Financial Voice

Thursday 30th August 2018 07:14 EDT
 

Dear Financial Voice Reader,

With one of the world’s richest men, Warren Buffett’s company Berkshire Hathaway investing in Indian payment processing company Paytm, giving the latter a valuation of around $12 billion, you yourself may wonder how you get into investing in private companies.

The UK Government is keen to get us to save and invest, indeed the number of tax breaks makes it very attractive. They do this so we are less reliant on the State in our old age! Good advice. Take the EIS scheme. If you invest in an ‘EIS’ approved private company then look at these examples:

Case 1: The company does well and doubles its value and you hold the shares for three years

Investment = £10,000

Income Tax relief = £3,000 (as a reduction in your income tax bill)

Capital Gains Tax = £Zero

Your gain = £13,000 (£10,000 profit from the sale plus £3,000 income tax relief)

Case 2: The company value stays the same

Investment = £10,000

Income Tax relief = £3,000 (as a reduction in your income tax bill)

Share sales = £10,000

Your gain = £3,000 (from the income tax relief)

Case 3: The company closes and your shares are worth nothing

Investment = £10,000

Income Tax relief = £3,000 (as a reduction in your income tax bill)

At risk capital = £7,000

Loss relief on at risk capital @ 45% = £3,150

Your actual loss = £3,850 (£10,000 – [£3,000 + £3,150])

So where do you find such companies and what are my rules of investing? I like crowdfunding sites – online sites where angel investors come together to invest in companies. I like Crowdcube and Seedrs for instance. I like these sites because all the information is there for me. My rules:

Is the company already exceeding its funding target ie have people already put in more money than the company asked for – a pretty good sign I am in good company and momentum and interest. Has the company, looking at its online documents, a professional look and feel and has it exceeded its execution goals which themselves are impressive.
Whilst the valuation of the company is difficult to judge at an early stage, I am looking to see can the company based on its on value of itself what people are investing in it at, be able to rise 10x in 3 years. I look at their documents, they themselves should be able to show me other companies in their field who have and why there is room for them to do it.
Who are the people behind it – do they have a good track record of success, age, wisdom?
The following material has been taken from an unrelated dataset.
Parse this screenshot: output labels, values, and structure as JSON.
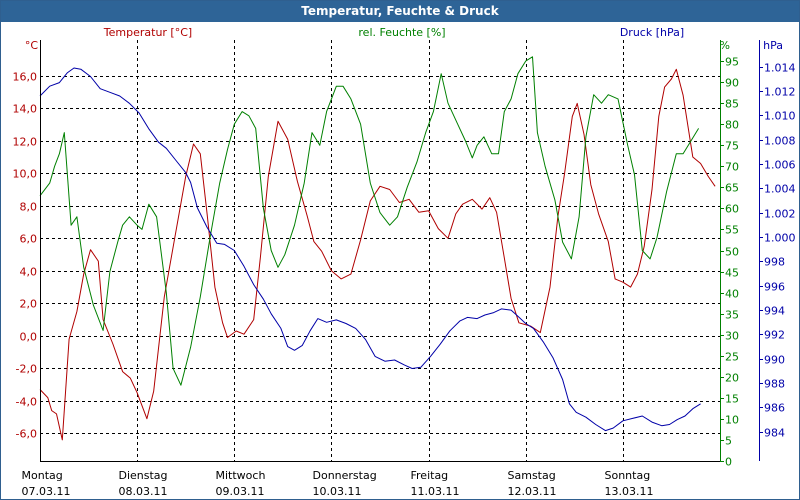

What key milestones have they hit so far? Big name clients. Things that blow my socks off?
I am always keen to promote entrepreneurs and the best way is with my own money. I’ve invested in the past month in Vitl, Qured, zzish, Urban Massage. Here are some key reasons why: Urban Massage – large investments to date, reached a lot of cities, I have used them and like the product, overfunded, ie more demand than supply of shares.

Qured – on-demand health teach platform which provides affordable at home healthcare. Again, used it for my baby son. It works well. Lots raised from a lot of investors. They execute well. Peers have succeeded. They have momentum.
Zzish - is an Edtech platform, a ‘Virtual Teaching Assistant’ giving precise insight into learning gaps and personalising content. Backed by 2 Chinese funds with 254% activity growth and $600k govt deals in 2018 Crowdstacker Investment - Crowdstacker is an award winning online investment platform, providing ISA eligible investments – where you lend money to others and get interest. It’s not the first, but is growing and has a lot of users who rate it highly.

Vitl - A 'revolutionary' personalised nutrition platform backed by the founders of Zoopla, Love Film and Bulldog Skincare. VITL delivers fully personalised vitamin packs tailored to you, using artificial intelligence to take the guess work out of the missing nutrients in your diet. For me it was ‘look who is behind it’. You may say I should pontificate like a Dragon on the valuation and want to spend hours meeting the company. No – either they will go bust, return my money or go up 10x. That’s it. One of three things. And time is money. Dillydallying gets me nowhere. The online platforms show me a lot of information. Love it.